Group practices, one refuge for young doctors unable or unwilling to start out alone, are getting harder to come by in the Washington area. Fitzgerald said his society receives at least four calls a month from physicians looking for work, but not even one call a year from practices needing another physician.
Some physicians are joining new types of practice arrangements, such as emergency centers or health maintenance organizations. Others go on salary at local hospitals. Still others put their names on the roster of hospital emergency rooms, to admit patients as they come in.
"In the past, young doctors would take emergency room cases only the first year or two out of school," said Schneider. "Now, a lot of them have been doing emergency room work for six or seven years. They have to, out of economic necessity."

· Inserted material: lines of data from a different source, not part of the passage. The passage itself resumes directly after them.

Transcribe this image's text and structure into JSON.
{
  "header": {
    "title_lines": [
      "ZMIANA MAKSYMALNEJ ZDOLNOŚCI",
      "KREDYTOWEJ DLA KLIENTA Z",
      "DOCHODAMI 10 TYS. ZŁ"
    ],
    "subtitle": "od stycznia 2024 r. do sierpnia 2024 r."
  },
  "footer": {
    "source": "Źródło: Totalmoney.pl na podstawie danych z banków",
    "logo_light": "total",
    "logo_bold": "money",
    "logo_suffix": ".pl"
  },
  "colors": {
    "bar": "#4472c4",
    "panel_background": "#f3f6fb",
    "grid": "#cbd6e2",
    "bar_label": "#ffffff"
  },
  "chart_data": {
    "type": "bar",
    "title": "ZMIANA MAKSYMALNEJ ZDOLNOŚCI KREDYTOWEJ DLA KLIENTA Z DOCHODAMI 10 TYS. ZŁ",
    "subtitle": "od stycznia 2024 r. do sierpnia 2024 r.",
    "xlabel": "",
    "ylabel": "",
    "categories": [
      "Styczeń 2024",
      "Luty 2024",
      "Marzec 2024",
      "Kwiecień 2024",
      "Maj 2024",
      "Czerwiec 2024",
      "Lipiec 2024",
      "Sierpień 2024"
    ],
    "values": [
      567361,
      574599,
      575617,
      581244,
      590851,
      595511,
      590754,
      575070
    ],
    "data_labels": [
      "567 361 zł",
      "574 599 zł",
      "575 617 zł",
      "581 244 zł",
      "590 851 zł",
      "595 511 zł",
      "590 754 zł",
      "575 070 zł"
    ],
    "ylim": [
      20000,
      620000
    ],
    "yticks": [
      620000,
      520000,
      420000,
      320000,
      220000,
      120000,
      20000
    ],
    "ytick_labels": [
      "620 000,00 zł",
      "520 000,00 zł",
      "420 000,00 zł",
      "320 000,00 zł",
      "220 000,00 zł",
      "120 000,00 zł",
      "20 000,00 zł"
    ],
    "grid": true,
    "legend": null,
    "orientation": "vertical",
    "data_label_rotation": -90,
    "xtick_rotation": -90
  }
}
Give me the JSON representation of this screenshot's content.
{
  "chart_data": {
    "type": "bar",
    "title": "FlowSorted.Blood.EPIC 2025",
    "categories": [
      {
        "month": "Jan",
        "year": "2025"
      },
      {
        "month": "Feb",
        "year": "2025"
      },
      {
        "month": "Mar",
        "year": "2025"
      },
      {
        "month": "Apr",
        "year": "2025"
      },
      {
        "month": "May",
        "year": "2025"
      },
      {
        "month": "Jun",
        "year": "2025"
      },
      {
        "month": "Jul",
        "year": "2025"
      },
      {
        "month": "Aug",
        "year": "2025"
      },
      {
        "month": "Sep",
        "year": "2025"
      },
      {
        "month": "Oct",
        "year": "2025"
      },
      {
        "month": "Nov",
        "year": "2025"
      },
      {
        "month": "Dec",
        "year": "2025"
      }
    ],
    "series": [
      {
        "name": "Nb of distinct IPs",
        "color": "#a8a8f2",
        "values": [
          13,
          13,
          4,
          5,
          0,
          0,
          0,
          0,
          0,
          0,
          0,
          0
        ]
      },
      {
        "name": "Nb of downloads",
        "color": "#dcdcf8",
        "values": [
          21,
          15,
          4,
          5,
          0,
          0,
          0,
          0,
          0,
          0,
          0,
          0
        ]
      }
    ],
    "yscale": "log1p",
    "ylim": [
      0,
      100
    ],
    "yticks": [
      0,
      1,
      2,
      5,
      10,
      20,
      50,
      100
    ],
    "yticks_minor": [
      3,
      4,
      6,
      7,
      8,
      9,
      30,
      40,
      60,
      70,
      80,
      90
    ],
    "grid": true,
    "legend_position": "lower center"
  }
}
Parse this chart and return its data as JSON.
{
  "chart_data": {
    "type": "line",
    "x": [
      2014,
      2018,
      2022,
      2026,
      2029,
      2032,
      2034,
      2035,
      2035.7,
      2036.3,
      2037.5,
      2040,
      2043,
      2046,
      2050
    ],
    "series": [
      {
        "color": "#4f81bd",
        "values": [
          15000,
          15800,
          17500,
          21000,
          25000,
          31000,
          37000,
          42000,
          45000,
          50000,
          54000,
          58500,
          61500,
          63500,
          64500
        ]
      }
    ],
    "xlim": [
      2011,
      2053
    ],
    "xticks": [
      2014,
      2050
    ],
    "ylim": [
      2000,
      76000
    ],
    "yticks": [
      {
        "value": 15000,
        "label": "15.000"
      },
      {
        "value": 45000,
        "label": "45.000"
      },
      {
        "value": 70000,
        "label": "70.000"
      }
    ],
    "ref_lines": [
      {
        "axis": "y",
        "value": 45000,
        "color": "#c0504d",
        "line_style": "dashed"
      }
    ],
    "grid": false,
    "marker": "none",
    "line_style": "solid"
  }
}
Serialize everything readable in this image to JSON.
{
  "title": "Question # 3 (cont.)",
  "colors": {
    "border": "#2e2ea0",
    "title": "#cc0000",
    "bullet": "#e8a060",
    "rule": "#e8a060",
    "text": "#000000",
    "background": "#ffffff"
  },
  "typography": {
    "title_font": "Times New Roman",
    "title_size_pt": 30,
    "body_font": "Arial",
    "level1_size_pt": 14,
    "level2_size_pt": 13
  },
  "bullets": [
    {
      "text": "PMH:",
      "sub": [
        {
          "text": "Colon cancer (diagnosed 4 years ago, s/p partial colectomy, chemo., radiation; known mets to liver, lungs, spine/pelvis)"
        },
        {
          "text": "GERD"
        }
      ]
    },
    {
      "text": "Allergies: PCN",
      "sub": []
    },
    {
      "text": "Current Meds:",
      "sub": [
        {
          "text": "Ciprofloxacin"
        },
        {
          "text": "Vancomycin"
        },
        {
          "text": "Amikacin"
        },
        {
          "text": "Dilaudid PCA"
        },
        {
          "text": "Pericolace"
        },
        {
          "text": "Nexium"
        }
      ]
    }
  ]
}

Those facing the toughest time are the specialists, particularly cardiologists, psychiatrists and gastroenterologists. General surgeons and internists, who represent 8 percent and 22 percent of the city's physician population respectively, are also facing increased competition.
"We have specialists up to our eyeballs," said Schneider. "The only way to survive is to look for a procedure that others aren't doing, so they'll have more to offer."
The competition creates pressure in other areas, as well. "In tough times, it's not just your skill but your personality that matters," said O'Kieffe. "In the old days, people accepted a doctor's personality for what it was. In a patient glut, they'd survive. But now it is not just your skill but your attitude -- or the attitude of your receptionist or insurance person -- that matters."
"The good days are gone," said Fitzgerald. "Doctors aren't so complacent anymore. They're more anxious to meet the needs of patients. They know that they're no longer the only show in town."